I'm using 2.2.3p173 and am showing the following:
__ENCODING__ #=> #<Encoding:UTF-8> Default encoding in 2.2.3
"my_string".encoding #=> #<Encoding:UTF-8>
Object.to_s.encoding #=> #<Encoding:US-ASCII>
Object.new.to_s.encoding #=> #<Encoding:ASCII-8BIT>
What's the cause of this discrepancy in encodings?
Upvotes: 7
Views: 1675
Reputation: 22385
Nice find!
The short answer is it's completely arbitrary and it depends on how Ruby internally builds the strings that are being returned.
There are a whole host of internal C functions that construct empty strings or literal strings with US-ASCII encoding: rb_usascii_str_new
and similar.

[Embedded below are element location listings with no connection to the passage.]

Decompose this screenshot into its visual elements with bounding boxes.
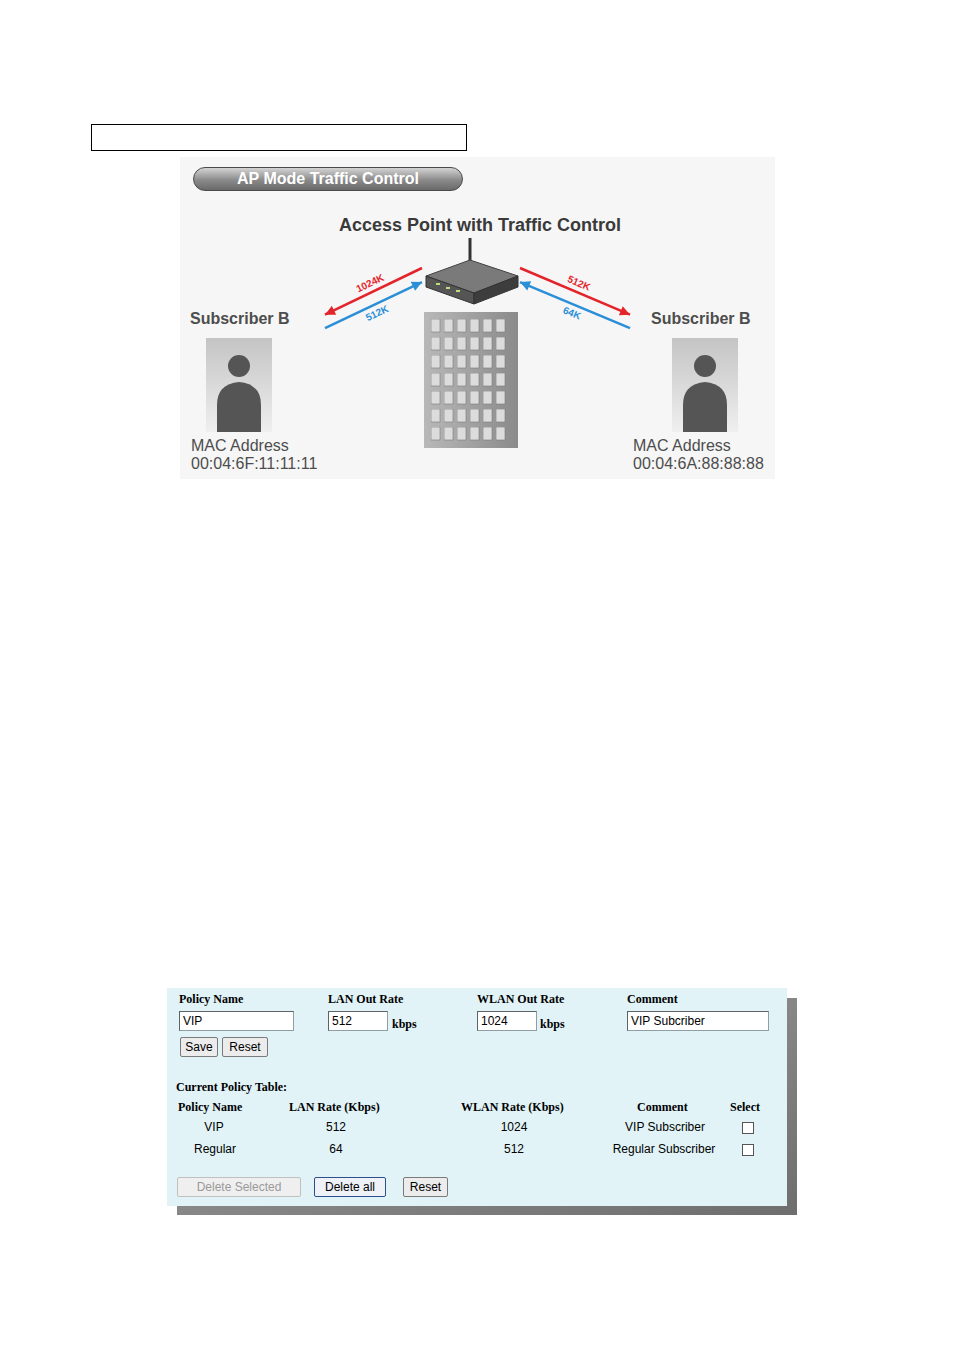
unit-label: kbps	[540, 1017, 565, 1032]
node-text: Delete all	[325, 1180, 375, 1194]
node-text: VIP Subcriber	[631, 1014, 705, 1028]
building	[424, 312, 518, 448]
subscriber: Subscriber B MAC Address00:04:6F:11:11:11	[188, 308, 325, 475]
router-side	[474, 276, 518, 304]
table-header: LAN Rate (Kbps)	[289, 1100, 380, 1115]
subscriber-figure	[672, 338, 738, 432]
node-text: 00:04:6F:11:11:11	[191, 455, 317, 473]
illustration-ground	[180, 157, 775, 479]
light	[446, 287, 450, 289]
field-label: LAN Out Rate	[328, 992, 403, 1007]
button: Reset	[222, 1037, 268, 1057]
node-text: Reset	[410, 1180, 441, 1194]
field-label: Policy Name	[179, 992, 243, 1007]
settings-panel	[167, 988, 797, 1215]
node-text: VIP	[183, 1014, 202, 1028]
traffic-arrow	[325, 282, 422, 328]
checkbox	[743, 1123, 754, 1134]
table-header: Policy Name	[178, 1100, 242, 1115]
node-text: 00:04:6A:88:88:88	[633, 455, 764, 473]
table-cell: VIP	[204, 1120, 223, 1134]
node-text: MAC Address	[191, 437, 289, 455]
building-windows	[431, 319, 509, 445]
node-text: Access Point with Traffic Control	[339, 215, 621, 236]
light	[436, 283, 440, 285]
access-point: Access Point with Traffic Control	[422, 255, 520, 307]
table-cell: VIP Subscriber	[625, 1120, 705, 1134]
text-input: VIP	[179, 1011, 294, 1031]
figure-head	[228, 355, 250, 377]
light	[456, 290, 460, 292]
table-header: WLAN Rate (Kbps)	[461, 1100, 564, 1115]
table-header: Comment	[637, 1100, 688, 1115]
empty-caption-box	[92, 125, 467, 151]
table-cell: Regular Subscriber	[613, 1142, 716, 1156]
subscriber-figure	[206, 338, 272, 432]
node-text: Subscriber B	[651, 310, 751, 328]
node-text: AP Mode Traffic Control	[237, 170, 419, 188]
button: Save	[180, 1037, 218, 1057]
panel-ground	[167, 988, 787, 1206]
table-cell: 512	[326, 1120, 346, 1134]
router-front	[426, 276, 474, 304]
traffic-arrow	[520, 282, 630, 328]
figure-body	[683, 382, 727, 432]
button: Delete all	[314, 1177, 386, 1197]
table-header: Select	[730, 1100, 760, 1115]
node-text: 512	[332, 1014, 352, 1028]
checkbox	[743, 1145, 754, 1156]
figure-head	[694, 355, 716, 377]
node-text: Subscriber B	[190, 310, 290, 328]
figure-panel	[206, 338, 272, 432]
node-text: MAC Address	[633, 437, 731, 455]
table-title: Current Policy Table:	[176, 1080, 287, 1095]
field-label: Comment	[627, 992, 678, 1007]
unit-label: kbps	[392, 1017, 417, 1032]
table-cell: 512	[504, 1142, 524, 1156]
table-cell: 1024	[501, 1120, 528, 1134]
node-text: 1024	[481, 1014, 508, 1028]
disabled-button: Delete Selected	[177, 1177, 301, 1197]
node-text: Save	[185, 1040, 212, 1054]
text-input: VIP Subcriber	[627, 1011, 769, 1031]
figure-body	[217, 382, 261, 432]
router	[426, 238, 518, 304]
table-cell: 64	[329, 1142, 342, 1156]
title-banner: AP Mode Traffic Control	[193, 167, 463, 191]
subscriber: Subscriber B MAC Address00:04:6A:88:88:88	[630, 308, 772, 475]
node-text: Reset	[229, 1040, 260, 1054]
text-input: 512	[328, 1011, 388, 1031]
figure-panel	[672, 338, 738, 432]
text-input: 1024	[477, 1011, 537, 1031]
building-body	[424, 312, 518, 448]
table-cell: Regular	[194, 1142, 236, 1156]
button: Reset	[403, 1177, 448, 1197]
node-text: Delete Selected	[197, 1180, 282, 1194]
router-lights	[436, 283, 460, 292]
field-label: WLAN Out Rate	[477, 992, 564, 1007]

They're frequently used to construct strings by appending smaller fragments of strings. Almost every to_s
method does this:
[].to_s.encoding
#<Encoding:US-ASCII>
{}.to_s.encoding
#<Encoding:US-ASCII>
$/.to_s.encoding
#<Encoding:US-ASCII>
1.to_s.encoding
#<Encoding:US-ASCII>
true.to_s.encoding
#<Encoding:US-ASCII>
Object.to_s.encoding
#<Encoding:US-ASCII>
So why not Object.new.to_s
? The key here is that Object#to_s
is the fallback to_s
method for every class, so in order to make it generic-yet-informative they coded it to output the value of the object's internal pointer. The easiest way to do that is with sprintf
and the %p
specifier. BUT whoever coded Ruby's sprintf
wrapper rb_sprintf
got lazy and just set the encoding to NULL
which falls back to ASCII-8BIT
. So generally anything that returns a formatted string will have this encoding:
Object.new.to_s
#<Encoding:ASCII-8BIT>
nil.sort rescue $!.to_s.encoding
#<Encoding:ASCII-8BIT>
[].each.to_s.encoding
#<Encoding:ASCII-8BIT>
As for strings defined by a script, those get the default encoding UTF-8 as you would expect.
Upvotes: 6
Reputation: 7779
Object
is defined in C
if you try the following:
String(123456).encoding #=> #<Encoding:ASCII-8BIT>
"123456".encoding #=> #<Encoding:UTF-8>
I did not dig a lot in ruby source code but it looks like is harcoded the encoding (rb_usascii_str_new2
) for to_s
Upvotes: 2